Photo by Chelsie Craig
The key to salmon fillets with crackly skin is to start them skin side down in a cold cast-iron pan—as the skillet heats, the skin slowly renders and crisps.
- 4 servings
- 1 (2") piece ginger, peeled, finely grated
- 2 Tbsp. white miso
- 1 Tbsp. honey
- 1 Tbsp. unseasoned rice vinegar
- 1 Tbsp. vegetable oil
- 1 Tbsp. sesame seeds
- 4 (4–6-oz.) skin-on salmon fillets
- Kosher salt
- 3 scallions, thinly sliced
- Cooked rice, for serving
- Whisk ginger, miso, honey, vinegar, oil, and 1 Tbsp. water in a small bowl to combine; set sauce aside.
- Heat a dry small skillet over medium. Toast sesame seeds, tossing, until golden and slightly fragrant, about 2 minutes. Transfer to a small bowl; let cool.
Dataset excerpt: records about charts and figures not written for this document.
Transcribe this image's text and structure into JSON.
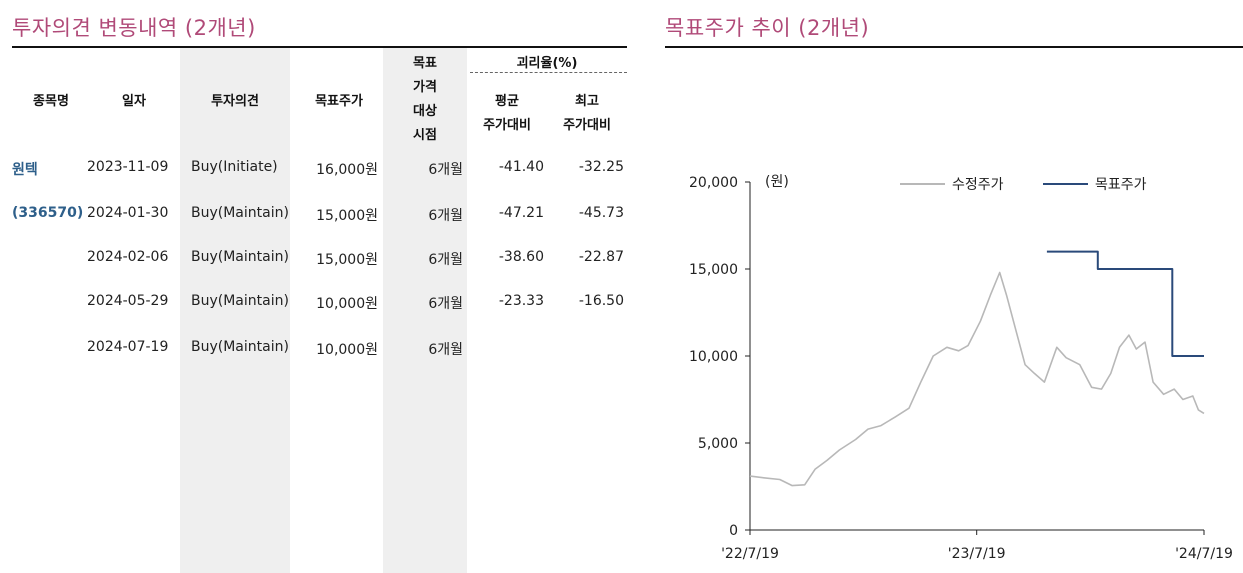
{
  "left": {
    "title": "투자의견 변동내역 (2개년)",
    "headers": {
      "stock": "종목명",
      "date": "일자",
      "opinion": "투자의견",
      "target": "목표주가",
      "period": [
        "목표",
        "가격",
        "대상",
        "시점"
      ],
      "gap_group": "괴리율(%)",
      "gap_avg": [
        "평균",
        "주가대비"
      ],
      "gap_max": [
        "최고",
        "주가대비"
      ]
    },
    "stock_name": "원텍",
    "stock_code": "(336570)",
    "rows": [
      {
        "date": "2023-11-09",
        "opinion": "Buy(Initiate)",
        "target": "16,000원",
        "period": "6개월",
        "avg": "-41.40",
        "max": "-32.25"
      },
      {
        "date": "2024-01-30",
        "opinion": "Buy(Maintain)",
        "target": "15,000원",
        "period": "6개월",
        "avg": "-47.21",
        "max": "-45.73"
      },
      {
        "date": "2024-02-06",
        "opinion": "Buy(Maintain)",
        "target": "15,000원",
        "period": "6개월",
        "avg": "-38.60",
        "max": "-22.87"
      },
      {
        "date": "2024-05-29",
        "opinion": "Buy(Maintain)",
        "target": "10,000원",
        "period": "6개월",
        "avg": "-23.33",
        "max": "-16.50"
      },
      {
        "date": "2024-07-19",
        "opinion": "Buy(Maintain)",
        "target": "10,000원",
        "period": "6개월",
        "avg": "",
        "max": ""
      }
    ]
  },
  "right": {
    "title": "목표주가 추이 (2개년)"
  },
  "chart_data": {
    "type": "line",
    "unit_label": "(원)",
    "ylim": [
      0,
      20000
    ],
    "y_ticks": [
      "0",
      "5,000",
      "10,000",
      "15,000",
      "20,000"
    ],
    "x_ticks": [
      "'22/7/19",
      "'23/7/19",
      "'24/7/19"
    ],
    "colors": {
      "adjusted": "#b8b8b8",
      "target": "#2a4a7a"
    },
    "series": [
      {
        "name": "수정주가",
        "points": [
          [
            "2022-07-19",
            3100
          ],
          [
            "2022-08-10",
            3000
          ],
          [
            "2022-09-05",
            2900
          ],
          [
            "2022-09-25",
            2550
          ],
          [
            "2022-10-15",
            2600
          ],
          [
            "2022-11-01",
            3500
          ],
          [
            "2022-11-20",
            4000
          ],
          [
            "2022-12-10",
            4600
          ],
          [
            "2023-01-05",
            5200
          ],
          [
            "2023-01-25",
            5800
          ],
          [
            "2023-02-15",
            6000
          ],
          [
            "2023-03-10",
            6500
          ],
          [
            "2023-04-01",
            7000
          ],
          [
            "2023-04-20",
            8500
          ],
          [
            "2023-05-10",
            10000
          ],
          [
            "2023-06-01",
            10500
          ],
          [
            "2023-06-20",
            10300
          ],
          [
            "2023-07-05",
            10600
          ],
          [
            "2023-07-25",
            12000
          ],
          [
            "2023-08-10",
            13500
          ],
          [
            "2023-08-25",
            14800
          ],
          [
            "2023-09-05",
            13500
          ],
          [
            "2023-09-20",
            11500
          ],
          [
            "2023-10-05",
            9500
          ],
          [
            "2023-10-20",
            9000
          ],
          [
            "2023-11-05",
            8500
          ],
          [
            "2023-11-25",
            10500
          ],
          [
            "2023-12-10",
            9900
          ],
          [
            "2024-01-01",
            9500
          ],
          [
            "2024-01-20",
            8200
          ],
          [
            "2024-02-05",
            8100
          ],
          [
            "2024-02-20",
            9000
          ],
          [
            "2024-03-05",
            10500
          ],
          [
            "2024-03-20",
            11200
          ],
          [
            "2024-04-01",
            10400
          ],
          [
            "2024-04-15",
            10800
          ],
          [
            "2024-04-28",
            8500
          ],
          [
            "2024-05-15",
            7800
          ],
          [
            "2024-06-01",
            8100
          ],
          [
            "2024-06-15",
            7500
          ],
          [
            "2024-07-01",
            7700
          ],
          [
            "2024-07-10",
            6900
          ],
          [
            "2024-07-19",
            6700
          ]
        ]
      },
      {
        "name": "목표주가",
        "points": [
          [
            "2023-11-09",
            16000
          ],
          [
            "2024-01-30",
            16000
          ],
          [
            "2024-01-30",
            15000
          ],
          [
            "2024-05-29",
            15000
          ],
          [
            "2024-05-29",
            10000
          ],
          [
            "2024-07-19",
            10000
          ]
        ]
      }
    ]
  }
}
- Lightly season salmon all over with salt. Place skin side down in an unheated cast-iron skillet. Set skillet over medium heat and cook, undisturbed, 5 minutes. Press down lightly on salmon with a fish spatula to ensure all of the skin is making contact with the pan and continue to cook until flesh is opaque most of the way through (the top will still be translucent) and skin is crisp, about 5 minutes longer.
- Using spatula, gently turn fillets over, then remove pan from heat. Continue to cook fish in residual heat left in pan until just barely cooked through, 1–3 minutes more, depending on thickness.
- Spoon reserved sauce onto plates. Scoop some rice on top and set fillets, skin side up, on rice. Scatter scallions over and sprinkle with toasted sesame seeds.